The celebrated author Jilly Cooper, who left us unexpectedly at the 88 years old, achieved sales of eleven million books of her many grand books over her 50-year literary career. Adored by all discerning readers over a specific age (mid-forties), she was brought to a younger audience last year with the Disney+ adaptation of Rivals.
Cooper purists would have liked to view the Rutshire chronicles in order: beginning with Riders, originally published in the mid-80s, in which the character Rupert Campbell-Black, rogue, charmer, equestrian, is initially presented. But that’s a side note – what was striking about watching Rivals as a complete series was how well Cooper’s world had stood the test of time. The chronicles distilled the 80s: the power dressing and puffball skirts; the fixation on status; nobility looking down on the Technicolored nouveau riche, both dismissing everyone else while they complained about how lukewarm their champagne was; the intimate power struggles, with harassment and misconduct so routine they were almost characters in their own right, a pair you could count on to move the plot along.
While Cooper might have inhabited this period completely, she was never the typical fish not perceiving the ocean because it’s everywhere. She had a empathy and an perceptive wisdom that you could easily miss from her public persona. Everyone, from the dog to the horse to her parents to her French exchange’s brother, was always “absolutely sweet” – unless, that is, they were “truly heavenly”. People got harassed and more in Cooper’s work, but that was never OK – it’s astonishing how tolerated it is in many more highbrow books of the period.
She was affluent middle-class, which for practical purposes meant that her father had to work for a living, but she’d have described the classes more by their mores. The middle-class people worried about all things, all the time – what others might think, primarily – and the elite didn’t care a … well “nonsense”. She was spicy, at times very much, but her language was never coarse.
She’d describe her childhood in idyllic language: “Daddy went to Dunkirk and Mom was terribly, terribly worried”. They were both utterly beautiful, involved in a enduring romance, and this Cooper mirrored in her own union, to a editor of military histories, Leo Cooper. She was in her mid-twenties, he was 27, the marriage wasn’t perfect (he was a unfaithful type), but she was always confident giving people the secret for a successful union, which is noisy mattress but (key insight), they’re noisy with all the laughter. He never read her books – he read Prudence once, when he had influenza, and said it made him feel unwell. She didn’t mind, and said it was mutual: she wouldn’t be spotted reading battle accounts.

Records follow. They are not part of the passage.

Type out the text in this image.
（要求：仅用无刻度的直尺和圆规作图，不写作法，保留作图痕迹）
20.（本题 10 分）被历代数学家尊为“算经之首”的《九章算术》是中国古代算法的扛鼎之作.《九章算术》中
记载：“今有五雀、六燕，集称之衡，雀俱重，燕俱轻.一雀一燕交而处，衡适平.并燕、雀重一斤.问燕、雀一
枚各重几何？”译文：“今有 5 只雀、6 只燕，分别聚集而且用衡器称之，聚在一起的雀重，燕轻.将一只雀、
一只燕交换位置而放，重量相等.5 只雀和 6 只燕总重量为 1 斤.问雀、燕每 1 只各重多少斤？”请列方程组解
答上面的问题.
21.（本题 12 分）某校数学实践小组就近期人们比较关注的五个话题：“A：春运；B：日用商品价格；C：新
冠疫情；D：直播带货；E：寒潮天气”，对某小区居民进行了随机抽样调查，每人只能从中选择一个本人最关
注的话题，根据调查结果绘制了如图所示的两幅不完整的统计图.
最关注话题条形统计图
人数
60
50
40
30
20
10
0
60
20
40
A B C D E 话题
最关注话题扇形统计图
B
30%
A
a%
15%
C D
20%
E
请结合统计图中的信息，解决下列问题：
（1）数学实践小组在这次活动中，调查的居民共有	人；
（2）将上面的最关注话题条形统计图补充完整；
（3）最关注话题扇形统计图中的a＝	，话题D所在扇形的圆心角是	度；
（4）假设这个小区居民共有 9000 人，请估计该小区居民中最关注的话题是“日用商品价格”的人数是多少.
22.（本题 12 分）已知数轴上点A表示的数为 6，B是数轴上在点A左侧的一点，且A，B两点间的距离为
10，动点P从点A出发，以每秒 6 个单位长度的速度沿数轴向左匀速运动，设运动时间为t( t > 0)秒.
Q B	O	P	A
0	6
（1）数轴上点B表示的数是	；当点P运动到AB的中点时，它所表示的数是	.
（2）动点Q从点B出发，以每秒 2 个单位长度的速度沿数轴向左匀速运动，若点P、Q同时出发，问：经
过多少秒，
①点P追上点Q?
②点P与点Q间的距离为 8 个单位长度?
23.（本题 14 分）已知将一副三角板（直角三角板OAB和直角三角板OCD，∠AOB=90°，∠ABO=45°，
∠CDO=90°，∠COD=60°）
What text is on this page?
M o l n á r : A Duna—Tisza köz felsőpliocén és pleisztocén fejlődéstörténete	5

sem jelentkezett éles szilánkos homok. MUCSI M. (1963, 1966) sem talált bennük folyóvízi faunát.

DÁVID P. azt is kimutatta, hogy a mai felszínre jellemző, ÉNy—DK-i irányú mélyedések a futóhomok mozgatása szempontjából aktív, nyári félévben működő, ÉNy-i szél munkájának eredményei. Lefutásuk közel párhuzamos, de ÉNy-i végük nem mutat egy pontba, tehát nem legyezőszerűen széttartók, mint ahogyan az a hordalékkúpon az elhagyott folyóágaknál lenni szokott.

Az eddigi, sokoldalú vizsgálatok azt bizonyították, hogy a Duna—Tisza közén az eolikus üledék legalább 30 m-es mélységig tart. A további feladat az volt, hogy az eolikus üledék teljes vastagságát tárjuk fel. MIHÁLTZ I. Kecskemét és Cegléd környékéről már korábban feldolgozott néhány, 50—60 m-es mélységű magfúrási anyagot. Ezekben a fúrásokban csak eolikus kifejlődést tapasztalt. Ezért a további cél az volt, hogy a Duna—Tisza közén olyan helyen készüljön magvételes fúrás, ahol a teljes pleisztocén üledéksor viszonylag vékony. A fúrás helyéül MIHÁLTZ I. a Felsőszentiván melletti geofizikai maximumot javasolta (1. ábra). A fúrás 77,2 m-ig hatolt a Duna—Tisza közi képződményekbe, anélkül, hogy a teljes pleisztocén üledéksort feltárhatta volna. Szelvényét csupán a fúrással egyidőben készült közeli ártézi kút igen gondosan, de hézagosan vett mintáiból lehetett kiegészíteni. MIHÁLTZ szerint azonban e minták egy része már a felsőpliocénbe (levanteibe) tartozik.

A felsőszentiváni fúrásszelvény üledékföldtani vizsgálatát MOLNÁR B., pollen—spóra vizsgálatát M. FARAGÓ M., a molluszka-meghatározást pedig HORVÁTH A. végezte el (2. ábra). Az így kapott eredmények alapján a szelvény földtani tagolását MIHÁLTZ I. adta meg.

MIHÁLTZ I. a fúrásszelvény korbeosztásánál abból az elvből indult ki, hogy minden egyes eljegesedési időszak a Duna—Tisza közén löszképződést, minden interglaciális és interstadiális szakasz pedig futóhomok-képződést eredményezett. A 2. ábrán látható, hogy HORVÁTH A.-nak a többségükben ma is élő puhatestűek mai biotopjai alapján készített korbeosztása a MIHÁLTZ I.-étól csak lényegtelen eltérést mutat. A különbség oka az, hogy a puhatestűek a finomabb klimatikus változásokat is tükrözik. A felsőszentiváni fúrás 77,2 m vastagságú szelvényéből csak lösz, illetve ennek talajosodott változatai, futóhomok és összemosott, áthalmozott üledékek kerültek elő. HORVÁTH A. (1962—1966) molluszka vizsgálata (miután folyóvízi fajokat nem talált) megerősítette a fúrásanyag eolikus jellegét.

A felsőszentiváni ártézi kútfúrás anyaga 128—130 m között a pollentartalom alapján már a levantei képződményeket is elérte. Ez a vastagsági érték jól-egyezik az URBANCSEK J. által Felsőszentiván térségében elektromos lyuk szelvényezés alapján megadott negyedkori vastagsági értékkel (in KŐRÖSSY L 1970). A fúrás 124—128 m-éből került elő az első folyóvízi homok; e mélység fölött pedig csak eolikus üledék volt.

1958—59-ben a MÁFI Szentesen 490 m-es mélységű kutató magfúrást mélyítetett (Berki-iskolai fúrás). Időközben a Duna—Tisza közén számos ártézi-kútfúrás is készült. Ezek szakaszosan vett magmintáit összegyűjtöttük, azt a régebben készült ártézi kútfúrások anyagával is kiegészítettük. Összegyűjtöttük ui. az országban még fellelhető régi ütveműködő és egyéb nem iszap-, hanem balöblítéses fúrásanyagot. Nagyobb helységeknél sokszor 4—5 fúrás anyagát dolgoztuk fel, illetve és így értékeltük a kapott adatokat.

Forever keep a notebook – it’s very challenging, when you’re 25, to recollect what being 24 felt like
Prudence (1978) was the fifth installment in the Romance series, which commenced with Emily in 1975. If you approached Cooper in reverse, having started in the main series, the Romances, AKA “the novels named after posh girls” – also Imogen and Harriet – were close but no cigar, every male lead feeling like a trial version for Rupert, every heroine a little bit drippy. Plus, chapter for chapter (Without exact data), there was less sex in them. They were a bit conservative on matters of modesty, women always being anxious that men would think they’re promiscuous, men saying outrageous statements about why they preferred virgins (similarly, apparently, as a true gentleman always wants to be the initial to break a container of coffee). I don’t know if I’d advise reading these stories at a young age. I thought for a while that that is what affluent individuals actually believed.
They were, however, extremely precisely constructed, successful romances, which is much harder than it seems. You lived Harriet’s surprise baby, Bella’s difficult relatives, Emily’s remote Scottish life – Cooper could guide you from an desperate moment to a jackpot of the heart, and you could never, even in the initial stages, pinpoint how she managed it. Suddenly you’d be chuckling at her highly specific descriptions of the sheets, the following moment you’d have emotional response and uncertainty how they got there.
Questioned how to be a writer, Cooper would often state the sort of advice that the literary giant would have said, if he could have been inclined to guide a novice: employ all 5 of your faculties, say how things scented and seemed and sounded and tactile and palatable – it really lifts the prose. But perhaps more practical was: “Constantly keep a journal – it’s very hard, when you’re twenty-five, to recollect what being 24 felt like.” That’s one of the first things you detect, in the longer, densely peopled books, which have 17 heroines rather than just a single protagonist, all with extremely posh names, unless they’re American, in which case they’re called a common name. Even an years apart of four years, between two sisters, between a man and a female, you can detect in the speech.
The backstory of Riders was so perfectly typical of the author it might not have been accurate, except it absolutely is true because a major newspaper ran an appeal about it at the era: she completed the whole manuscript in 1970, long before the first books, brought it into the city center and misplaced it on a public transport. Some detail has been intentionally omitted of this story – what, for instance, was so significant in the urban area that you would abandon the unique draft of your book on a bus, which is not that different from abandoning your baby on a train? Undoubtedly an assignation, but which type?